Egyptian Christian and civil rights groups are leading calls for their release saying the Sunni Islamic majority in Egypt uses the blasphemy law to persecute religious minorities, among them Christians.

"They are some kids who decided to have fun in a private place," Mina Thabet, a Coptic activist and research at the Egyptian Commission for Rights and Freedoms, told Fox.

"They were on a trip with their teacher, but somehow rumor got out that they'd thrown down the Koran, and had insulted Islam, so that led to their arrests," Ms. Thabet said.

The teacher, Gad Younan, 42, was chaperoning the four boys — and a fifth coptic youth seen in the video — on a faith-based field trip outside their home village of Al-Nasriyah in Minya Governorate, about 140 miles south of Cairo.

The 32-second video shows the boys mocking the Islamic State by playing out a beheading. Ms. Thabet told Fox that the video does not support the charges that the boys insulted Islam.

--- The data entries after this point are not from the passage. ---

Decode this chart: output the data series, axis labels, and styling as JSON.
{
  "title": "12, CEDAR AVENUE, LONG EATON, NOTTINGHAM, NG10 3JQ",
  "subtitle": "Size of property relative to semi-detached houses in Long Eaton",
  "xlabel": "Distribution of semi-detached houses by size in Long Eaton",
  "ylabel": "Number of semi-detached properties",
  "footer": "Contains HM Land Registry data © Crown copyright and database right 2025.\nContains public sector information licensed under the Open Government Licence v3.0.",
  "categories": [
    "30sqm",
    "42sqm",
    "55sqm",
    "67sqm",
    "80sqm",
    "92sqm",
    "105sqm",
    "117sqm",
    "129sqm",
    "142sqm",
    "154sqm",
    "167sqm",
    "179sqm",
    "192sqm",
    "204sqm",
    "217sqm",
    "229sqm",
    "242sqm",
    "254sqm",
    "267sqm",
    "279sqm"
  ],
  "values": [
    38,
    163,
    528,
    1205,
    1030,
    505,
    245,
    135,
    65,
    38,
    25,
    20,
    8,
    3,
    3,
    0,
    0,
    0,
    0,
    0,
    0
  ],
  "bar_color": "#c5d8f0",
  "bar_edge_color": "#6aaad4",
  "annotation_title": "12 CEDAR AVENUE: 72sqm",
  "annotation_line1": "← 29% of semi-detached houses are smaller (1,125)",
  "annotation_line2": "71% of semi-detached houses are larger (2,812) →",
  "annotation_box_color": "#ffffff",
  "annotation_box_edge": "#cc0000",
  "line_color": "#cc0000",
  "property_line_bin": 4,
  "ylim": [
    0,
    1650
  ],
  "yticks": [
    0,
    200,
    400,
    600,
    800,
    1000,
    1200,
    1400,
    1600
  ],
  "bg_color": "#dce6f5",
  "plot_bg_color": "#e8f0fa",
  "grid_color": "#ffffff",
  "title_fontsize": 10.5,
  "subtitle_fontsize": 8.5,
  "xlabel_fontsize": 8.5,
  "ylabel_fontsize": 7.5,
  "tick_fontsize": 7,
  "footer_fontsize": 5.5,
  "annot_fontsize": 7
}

"They use some words that are used in Muslim prayers, but they are in no way being disrespectful to Islam," Ms. Thabet told Fox. "And even if they were, they should have the right to free speech ­­— but in Egypt we have this law."

Ms. Thabet explained that Article 98(f) of the Egyptian Penal Code criminalizes a series of faith-related comments, including "insulting a heavenly religion or a sect following it.

A Libyan affiliate of the Islamic State terrorist group recently released a video purportedly showing the execution of 21 Christians on a beachfront.

Twenty of the murdered Christians were Copts from the boys' home governorate of Al Minya, Fox reported.

Muslim residents in Al-Nasriyah filed an initial complaint in early April, leading to Mr. Younan's arrest and more than 2,000 local Muslims held marches over three days in order to pressure parents to turn the boys over to the authorities.

A judge this week denied the jailed boys leave to take their final school exams and remanded them and Mr. Younan into custody for a further two weeks pending continued investigation, according to a local monitor with Washington-based International Christian Concern (ICC).